The Romantics were especially skilled at turning unhappiness into an aesthetic experience. At times, they even found a strange comfort in sorrow. Victor Hugo wrote in Toilers of the Sea: “Melancholy is a twilight. Suffering melts into it in sombre joy. Melancholy is the happiness of being sad.”
Today’s doomscrollers may find a distorted comfort of their own when they share memes about living through “the end times” or in “the worst timeline.” If everything is already lost, responsibility seems to grow lighter. If the world is destined for ruin, then perhaps one no longer has to bear the pressure of changing it.
Yet Hugo was describing a profound and complex emotional experience. Our overstimulated, dopamine-driven minds rarely have the chance to enter such depths. Still, both situations carry a similar danger: the gaze fixed too long on one’s own unhappiness can slip into unhealthy self-indulgence.
Some figures of Romanticism already understood this danger. Later in life, Chateaubriand regretted the role his novel René had played in encouraging a culture of posturing and self-pity. He wrote mockingly that there was not a single young puppy leaving college who had not imagined himself the most unfortunate of men. Musset, too, warned in the Confession against dwelling too comfortably in one’s sadness, against introspection carried to paralysis, and against the final surrender to cynicism and apathy.
From Melancholy to Action
Yet it would be unfair to reduce Romantic sensitivity to mere self-absorption. In Musset’s time, many did not use their discomfort with modernity simply as an excuse to retreat inward. They transformed that discomfort into a reason for action.
Hugo, though he could find a strange aesthetic pleasure in sadness, devoted much of his life to campaigns against the death penalty, against poverty, and for women’s rights. George Sand likewise chose to confront the suffering of her age rather than flee from it. Her novels challenged restrictive social norms; she also took an active role in politics, founded newspapers, and supported workers and women.
In his other works, Musset often used humour and satire to criticise the moral bankruptcy and superficiality of the governments of his day. For the Romantics, transforming melancholy into literature was not merely passive self-indulgence. It was also a response to the colder and more mechanised aspects of modernity.
These “children of the century” were often introspective, escapist and absorbed in their own feelings. Yet they were also able to look outward and identify the signs of a generational sickness. They named what was wrong with their world, and what was missing from it. Their ideas and attitudes resonated so strongly, even contagiously, because they touched something that was already widespread, waiting only to be acknowledged.

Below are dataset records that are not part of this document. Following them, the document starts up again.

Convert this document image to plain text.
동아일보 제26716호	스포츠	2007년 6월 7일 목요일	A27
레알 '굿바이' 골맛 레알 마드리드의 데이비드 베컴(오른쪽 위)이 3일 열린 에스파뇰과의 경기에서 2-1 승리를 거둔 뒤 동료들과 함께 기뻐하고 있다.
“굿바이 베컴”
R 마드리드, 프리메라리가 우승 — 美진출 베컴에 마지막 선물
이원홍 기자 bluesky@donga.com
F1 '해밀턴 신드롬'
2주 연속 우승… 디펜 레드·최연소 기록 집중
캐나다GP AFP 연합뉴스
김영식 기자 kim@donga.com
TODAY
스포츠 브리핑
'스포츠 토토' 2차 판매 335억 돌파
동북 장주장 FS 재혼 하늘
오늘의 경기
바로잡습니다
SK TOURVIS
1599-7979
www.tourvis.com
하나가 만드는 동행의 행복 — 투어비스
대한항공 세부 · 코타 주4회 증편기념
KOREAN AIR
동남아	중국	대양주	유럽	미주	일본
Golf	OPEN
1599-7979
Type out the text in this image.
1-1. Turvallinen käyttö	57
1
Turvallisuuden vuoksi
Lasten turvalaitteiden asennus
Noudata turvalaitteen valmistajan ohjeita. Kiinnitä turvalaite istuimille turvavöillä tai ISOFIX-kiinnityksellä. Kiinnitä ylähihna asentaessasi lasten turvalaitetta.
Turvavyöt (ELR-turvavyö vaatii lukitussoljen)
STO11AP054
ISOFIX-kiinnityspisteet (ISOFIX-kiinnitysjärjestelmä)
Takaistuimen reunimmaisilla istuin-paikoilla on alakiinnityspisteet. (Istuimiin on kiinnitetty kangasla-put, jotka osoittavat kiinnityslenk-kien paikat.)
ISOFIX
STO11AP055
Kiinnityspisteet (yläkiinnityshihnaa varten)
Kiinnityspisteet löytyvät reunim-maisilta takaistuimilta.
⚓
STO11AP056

Perhaps we can still learn something from them. In a world that constantly encourages us to numb ourselves through scrolling, consumption, overwork and other distractions, there is power in recognising fear, anger, sadness and grief as normal responses to an unjust system, rather than as personal failures.
This does not mean that we are absolved of all responsibility, nor that we should trap ourselves in endless introspection. Rather, it reminds us that when anxiety and sadness become so widespread, they should not be treated only as failures of personal psychological management. They also reflect the way the world is organised: the pressure exerted on human beings by our institutions, technologies, economies and politics.
For those who know all too well that the world could and should be better than it is, apathy and self-indulgence are tempting shelters. But if Octave’s story can still teach us anything, it is that there is no real relief in escape.
Perhaps we should be more like George Sand: not merely dwelling in emotion, not merely explaining emotion, but turning emotion into action.